Historically, there are three primary areas of methodological development in spatial statistics: geostatistics, which considers processes that vary continuously over space; areal or lattice processes, which considers processes that are defined on a countable discrete domain (e.g., political units); and, spatial point patterns (or point processes), which consider the locations of events in space to be a random process. All of these methods have been used in the climate sciences, but the most prominent has been the geostatistical methodology. This methodology was simultaneously discovered in geology and in meteorology and provides a way to do optimal prediction (interpolation) in space and can facilitate parameter inference for spatial data. These methods rely strongly on Gaussian process theory, which is increasingly of interest in machine learning. These methods are common in the spatial statistics literature, but much development is still being done in the area to accommodate more complex processes and “big data” applications. Newer approaches are based on restricting models to neighbor-based representations or reformulating the random spatial process in terms of a basis expansion. There are many computational and flexibility advantages to these approaches, depending on the specific implementation. Complexity is also increasingly being accommodated through the use of the hierarchical modeling paradigm, which provides a probabilistically consistent way to decompose the data, process, and parameters corresponding to the spatial or spatio-temporal process.

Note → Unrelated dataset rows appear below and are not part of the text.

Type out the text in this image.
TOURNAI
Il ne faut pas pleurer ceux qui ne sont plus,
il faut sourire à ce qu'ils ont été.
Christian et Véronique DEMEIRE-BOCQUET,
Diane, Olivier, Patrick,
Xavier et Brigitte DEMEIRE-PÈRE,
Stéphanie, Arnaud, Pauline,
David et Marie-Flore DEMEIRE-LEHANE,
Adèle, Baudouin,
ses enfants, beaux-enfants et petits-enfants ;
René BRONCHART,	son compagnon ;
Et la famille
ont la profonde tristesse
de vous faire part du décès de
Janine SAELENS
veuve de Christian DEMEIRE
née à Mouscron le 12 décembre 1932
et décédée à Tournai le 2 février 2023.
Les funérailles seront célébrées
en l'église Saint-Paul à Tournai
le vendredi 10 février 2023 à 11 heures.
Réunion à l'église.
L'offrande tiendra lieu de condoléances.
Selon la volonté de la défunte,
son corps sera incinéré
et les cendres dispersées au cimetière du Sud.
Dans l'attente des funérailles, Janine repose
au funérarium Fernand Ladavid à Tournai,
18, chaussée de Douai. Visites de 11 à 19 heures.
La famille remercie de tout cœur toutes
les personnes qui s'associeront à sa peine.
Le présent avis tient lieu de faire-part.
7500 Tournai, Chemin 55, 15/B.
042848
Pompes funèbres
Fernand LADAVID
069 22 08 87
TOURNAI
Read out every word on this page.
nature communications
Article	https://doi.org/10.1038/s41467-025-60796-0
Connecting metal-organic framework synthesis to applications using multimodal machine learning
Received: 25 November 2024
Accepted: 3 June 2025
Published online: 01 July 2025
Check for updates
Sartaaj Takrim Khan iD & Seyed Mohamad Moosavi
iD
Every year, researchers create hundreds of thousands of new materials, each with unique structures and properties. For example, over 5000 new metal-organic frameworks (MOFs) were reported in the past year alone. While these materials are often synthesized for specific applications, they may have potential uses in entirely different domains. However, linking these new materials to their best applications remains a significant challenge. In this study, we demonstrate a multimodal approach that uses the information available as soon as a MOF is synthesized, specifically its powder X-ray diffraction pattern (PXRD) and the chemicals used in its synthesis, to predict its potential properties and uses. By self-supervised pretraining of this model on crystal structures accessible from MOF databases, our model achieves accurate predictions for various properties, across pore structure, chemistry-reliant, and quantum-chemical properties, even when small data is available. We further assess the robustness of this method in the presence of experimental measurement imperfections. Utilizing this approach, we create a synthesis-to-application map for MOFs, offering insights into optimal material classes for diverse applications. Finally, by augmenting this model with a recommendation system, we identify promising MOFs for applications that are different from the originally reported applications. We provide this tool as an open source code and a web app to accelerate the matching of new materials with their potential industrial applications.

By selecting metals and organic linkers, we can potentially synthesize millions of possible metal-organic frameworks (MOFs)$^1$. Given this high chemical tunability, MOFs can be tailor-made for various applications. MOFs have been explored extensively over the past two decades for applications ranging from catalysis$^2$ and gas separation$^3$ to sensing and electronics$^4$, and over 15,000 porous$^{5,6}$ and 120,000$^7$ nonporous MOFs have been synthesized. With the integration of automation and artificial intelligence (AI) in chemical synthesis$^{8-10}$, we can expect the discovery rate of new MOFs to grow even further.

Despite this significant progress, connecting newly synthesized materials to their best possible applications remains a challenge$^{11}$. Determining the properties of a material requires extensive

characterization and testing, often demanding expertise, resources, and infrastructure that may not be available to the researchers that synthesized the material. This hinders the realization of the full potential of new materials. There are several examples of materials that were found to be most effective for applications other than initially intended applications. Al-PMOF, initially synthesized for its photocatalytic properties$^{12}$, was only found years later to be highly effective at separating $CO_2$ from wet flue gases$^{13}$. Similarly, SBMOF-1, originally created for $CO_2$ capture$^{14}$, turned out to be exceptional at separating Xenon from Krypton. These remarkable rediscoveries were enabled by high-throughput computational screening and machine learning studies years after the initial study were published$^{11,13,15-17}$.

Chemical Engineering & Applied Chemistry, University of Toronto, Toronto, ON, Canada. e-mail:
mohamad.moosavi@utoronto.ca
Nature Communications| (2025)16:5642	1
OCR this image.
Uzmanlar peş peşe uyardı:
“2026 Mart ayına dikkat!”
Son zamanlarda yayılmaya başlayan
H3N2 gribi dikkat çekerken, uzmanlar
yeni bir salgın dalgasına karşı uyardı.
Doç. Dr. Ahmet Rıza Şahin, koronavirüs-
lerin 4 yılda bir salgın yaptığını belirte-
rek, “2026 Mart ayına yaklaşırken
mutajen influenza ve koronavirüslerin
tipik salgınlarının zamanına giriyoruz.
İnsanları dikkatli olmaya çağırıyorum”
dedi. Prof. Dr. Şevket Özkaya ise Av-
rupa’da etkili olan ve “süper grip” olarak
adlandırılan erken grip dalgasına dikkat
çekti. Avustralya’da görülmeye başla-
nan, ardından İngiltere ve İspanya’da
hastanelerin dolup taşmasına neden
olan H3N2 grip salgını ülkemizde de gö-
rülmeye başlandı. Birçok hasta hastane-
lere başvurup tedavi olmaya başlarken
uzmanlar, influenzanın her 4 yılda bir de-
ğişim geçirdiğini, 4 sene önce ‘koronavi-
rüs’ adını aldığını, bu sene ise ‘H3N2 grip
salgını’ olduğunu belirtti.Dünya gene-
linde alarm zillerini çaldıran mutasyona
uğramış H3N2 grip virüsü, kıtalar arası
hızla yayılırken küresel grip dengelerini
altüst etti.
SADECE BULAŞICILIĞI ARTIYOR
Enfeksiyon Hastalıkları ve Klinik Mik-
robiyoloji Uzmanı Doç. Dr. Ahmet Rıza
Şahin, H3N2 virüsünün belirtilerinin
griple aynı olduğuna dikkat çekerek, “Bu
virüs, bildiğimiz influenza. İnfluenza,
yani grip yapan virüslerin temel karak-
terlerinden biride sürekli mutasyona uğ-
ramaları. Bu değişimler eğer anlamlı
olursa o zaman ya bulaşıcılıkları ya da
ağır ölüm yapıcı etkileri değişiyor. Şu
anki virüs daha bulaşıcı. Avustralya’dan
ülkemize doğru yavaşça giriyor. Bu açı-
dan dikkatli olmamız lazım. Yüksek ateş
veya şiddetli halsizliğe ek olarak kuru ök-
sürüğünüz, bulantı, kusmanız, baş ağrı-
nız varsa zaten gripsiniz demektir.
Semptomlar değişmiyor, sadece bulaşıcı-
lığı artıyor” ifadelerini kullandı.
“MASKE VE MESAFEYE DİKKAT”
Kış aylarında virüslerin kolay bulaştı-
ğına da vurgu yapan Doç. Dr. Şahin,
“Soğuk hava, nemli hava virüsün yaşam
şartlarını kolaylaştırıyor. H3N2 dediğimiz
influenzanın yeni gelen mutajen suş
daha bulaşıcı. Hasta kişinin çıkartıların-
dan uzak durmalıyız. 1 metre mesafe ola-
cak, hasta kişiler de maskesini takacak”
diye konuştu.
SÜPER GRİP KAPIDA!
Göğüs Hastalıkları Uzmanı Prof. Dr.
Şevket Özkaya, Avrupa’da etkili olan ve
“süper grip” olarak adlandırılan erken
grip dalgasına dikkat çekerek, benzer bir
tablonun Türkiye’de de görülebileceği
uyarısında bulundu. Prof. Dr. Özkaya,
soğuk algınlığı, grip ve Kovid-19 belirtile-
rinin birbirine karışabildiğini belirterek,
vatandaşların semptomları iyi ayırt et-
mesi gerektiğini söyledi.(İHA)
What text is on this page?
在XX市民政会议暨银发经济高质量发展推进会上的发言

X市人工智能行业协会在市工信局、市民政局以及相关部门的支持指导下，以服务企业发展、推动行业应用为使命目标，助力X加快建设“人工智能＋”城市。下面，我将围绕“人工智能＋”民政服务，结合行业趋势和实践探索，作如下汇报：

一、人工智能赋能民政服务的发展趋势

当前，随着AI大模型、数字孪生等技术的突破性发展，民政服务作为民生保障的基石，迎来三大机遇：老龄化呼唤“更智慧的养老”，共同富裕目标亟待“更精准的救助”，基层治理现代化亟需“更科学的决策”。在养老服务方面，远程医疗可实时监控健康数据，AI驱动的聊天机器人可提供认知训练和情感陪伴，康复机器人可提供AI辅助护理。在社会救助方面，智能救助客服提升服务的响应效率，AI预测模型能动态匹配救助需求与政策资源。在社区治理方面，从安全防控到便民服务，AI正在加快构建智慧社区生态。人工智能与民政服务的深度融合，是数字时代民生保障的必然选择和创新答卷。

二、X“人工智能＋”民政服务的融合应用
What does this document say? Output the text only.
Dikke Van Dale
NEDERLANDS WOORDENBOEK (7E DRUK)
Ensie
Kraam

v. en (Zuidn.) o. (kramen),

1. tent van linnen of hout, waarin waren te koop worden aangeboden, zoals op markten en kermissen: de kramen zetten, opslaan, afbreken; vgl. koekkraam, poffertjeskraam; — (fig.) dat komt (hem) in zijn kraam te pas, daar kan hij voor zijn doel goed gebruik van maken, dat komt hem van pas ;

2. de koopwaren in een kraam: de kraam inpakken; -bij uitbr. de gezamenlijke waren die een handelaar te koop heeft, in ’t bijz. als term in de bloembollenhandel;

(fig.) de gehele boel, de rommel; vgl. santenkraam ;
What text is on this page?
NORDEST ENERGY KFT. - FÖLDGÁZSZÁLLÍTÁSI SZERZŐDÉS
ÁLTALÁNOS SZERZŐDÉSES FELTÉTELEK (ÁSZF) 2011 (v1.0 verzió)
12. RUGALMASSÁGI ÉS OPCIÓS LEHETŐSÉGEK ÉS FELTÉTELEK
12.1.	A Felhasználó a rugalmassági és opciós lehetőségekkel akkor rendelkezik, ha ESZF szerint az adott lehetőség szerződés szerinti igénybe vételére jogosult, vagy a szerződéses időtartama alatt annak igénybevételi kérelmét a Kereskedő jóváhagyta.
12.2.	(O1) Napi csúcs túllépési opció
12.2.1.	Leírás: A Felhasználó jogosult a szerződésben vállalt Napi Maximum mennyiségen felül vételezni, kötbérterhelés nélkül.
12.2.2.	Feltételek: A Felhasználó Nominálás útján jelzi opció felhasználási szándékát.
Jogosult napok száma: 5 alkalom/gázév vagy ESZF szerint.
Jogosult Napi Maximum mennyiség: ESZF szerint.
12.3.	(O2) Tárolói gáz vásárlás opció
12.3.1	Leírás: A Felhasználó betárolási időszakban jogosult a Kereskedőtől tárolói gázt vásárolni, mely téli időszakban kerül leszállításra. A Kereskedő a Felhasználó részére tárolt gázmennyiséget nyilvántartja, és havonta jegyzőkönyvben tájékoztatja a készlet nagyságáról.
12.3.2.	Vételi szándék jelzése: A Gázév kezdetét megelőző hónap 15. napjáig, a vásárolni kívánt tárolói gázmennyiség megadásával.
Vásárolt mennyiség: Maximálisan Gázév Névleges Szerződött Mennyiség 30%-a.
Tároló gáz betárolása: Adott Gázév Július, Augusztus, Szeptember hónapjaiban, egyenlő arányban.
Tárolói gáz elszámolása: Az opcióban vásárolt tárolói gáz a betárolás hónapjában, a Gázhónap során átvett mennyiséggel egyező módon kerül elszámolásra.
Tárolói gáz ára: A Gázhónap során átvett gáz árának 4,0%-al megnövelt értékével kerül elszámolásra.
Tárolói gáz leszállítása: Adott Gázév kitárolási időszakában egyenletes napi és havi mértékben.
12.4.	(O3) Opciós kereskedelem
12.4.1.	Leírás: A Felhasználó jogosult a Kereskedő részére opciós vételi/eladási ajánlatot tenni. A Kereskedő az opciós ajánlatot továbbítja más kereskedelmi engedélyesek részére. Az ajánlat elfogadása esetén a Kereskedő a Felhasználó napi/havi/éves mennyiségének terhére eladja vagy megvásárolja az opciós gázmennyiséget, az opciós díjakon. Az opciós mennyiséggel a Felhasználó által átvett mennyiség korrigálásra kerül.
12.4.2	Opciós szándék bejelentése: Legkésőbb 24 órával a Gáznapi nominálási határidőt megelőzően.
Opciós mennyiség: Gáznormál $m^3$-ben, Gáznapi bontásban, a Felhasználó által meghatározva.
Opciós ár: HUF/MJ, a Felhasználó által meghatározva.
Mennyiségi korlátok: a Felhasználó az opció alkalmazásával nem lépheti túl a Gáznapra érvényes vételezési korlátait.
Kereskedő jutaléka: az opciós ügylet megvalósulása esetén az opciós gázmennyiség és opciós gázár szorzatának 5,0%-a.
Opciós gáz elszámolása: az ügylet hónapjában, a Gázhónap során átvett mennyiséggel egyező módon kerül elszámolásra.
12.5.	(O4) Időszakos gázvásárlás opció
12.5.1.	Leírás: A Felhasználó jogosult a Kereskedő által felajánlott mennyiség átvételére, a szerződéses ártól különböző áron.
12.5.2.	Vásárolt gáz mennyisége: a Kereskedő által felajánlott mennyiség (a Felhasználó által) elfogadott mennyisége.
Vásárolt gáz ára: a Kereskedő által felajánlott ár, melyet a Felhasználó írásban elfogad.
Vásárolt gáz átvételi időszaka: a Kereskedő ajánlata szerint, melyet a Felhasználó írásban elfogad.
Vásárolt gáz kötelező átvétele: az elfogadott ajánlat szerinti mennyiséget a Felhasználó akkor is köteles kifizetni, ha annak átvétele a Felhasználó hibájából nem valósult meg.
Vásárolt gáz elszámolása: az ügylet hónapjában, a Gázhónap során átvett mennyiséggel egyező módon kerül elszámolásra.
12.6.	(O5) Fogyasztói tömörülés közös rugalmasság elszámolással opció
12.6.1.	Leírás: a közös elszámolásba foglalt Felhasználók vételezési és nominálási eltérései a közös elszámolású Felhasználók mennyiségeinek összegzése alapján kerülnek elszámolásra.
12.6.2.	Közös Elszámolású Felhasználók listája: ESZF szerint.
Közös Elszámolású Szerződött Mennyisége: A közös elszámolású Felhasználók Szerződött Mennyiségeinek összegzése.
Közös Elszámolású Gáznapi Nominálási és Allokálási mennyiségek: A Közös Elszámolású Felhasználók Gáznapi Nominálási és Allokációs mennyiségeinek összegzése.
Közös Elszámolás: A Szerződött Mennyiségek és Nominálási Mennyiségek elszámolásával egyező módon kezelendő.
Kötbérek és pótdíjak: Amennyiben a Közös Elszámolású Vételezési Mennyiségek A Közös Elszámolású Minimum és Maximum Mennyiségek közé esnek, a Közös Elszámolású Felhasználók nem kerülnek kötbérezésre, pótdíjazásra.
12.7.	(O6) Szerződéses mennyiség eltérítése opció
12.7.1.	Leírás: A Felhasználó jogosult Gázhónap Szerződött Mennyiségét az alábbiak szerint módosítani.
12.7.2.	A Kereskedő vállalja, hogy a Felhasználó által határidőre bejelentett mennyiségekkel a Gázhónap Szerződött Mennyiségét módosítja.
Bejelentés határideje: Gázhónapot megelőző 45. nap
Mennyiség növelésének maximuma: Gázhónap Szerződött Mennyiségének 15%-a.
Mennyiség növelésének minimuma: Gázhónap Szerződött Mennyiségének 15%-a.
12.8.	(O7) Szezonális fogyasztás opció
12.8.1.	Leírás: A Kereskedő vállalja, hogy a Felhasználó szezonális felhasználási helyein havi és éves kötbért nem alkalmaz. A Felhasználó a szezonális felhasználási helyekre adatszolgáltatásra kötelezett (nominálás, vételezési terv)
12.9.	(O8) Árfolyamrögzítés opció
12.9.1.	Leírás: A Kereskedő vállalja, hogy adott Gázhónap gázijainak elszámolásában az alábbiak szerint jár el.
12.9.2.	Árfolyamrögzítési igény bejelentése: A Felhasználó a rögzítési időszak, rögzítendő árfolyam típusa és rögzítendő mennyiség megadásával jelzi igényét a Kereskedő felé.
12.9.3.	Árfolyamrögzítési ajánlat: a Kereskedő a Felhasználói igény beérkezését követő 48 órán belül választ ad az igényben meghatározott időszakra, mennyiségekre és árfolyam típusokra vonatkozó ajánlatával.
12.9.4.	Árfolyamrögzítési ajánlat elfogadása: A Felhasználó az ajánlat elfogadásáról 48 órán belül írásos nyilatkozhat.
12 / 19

Perhaps the biggest challenge in modern applications of spatial and spatio-temporal statistics is to develop methods that are flexible yet can account for the complex dependencies between and across processes, account for uncertainty in all aspects of the problem, and still be computationally tractable. These are daunting challenges, yet it is a very active area of research, and new solutions are constantly being developed. New methods are also being rapidly developed in the machine learning community, and these methods are increasingly more applicable to dependent processes. The interaction and cross-fertilization between the machine learning and spatial statistics community is growing, which will likely lead to a new generation of spatial statistical methods that are applicable to climate science.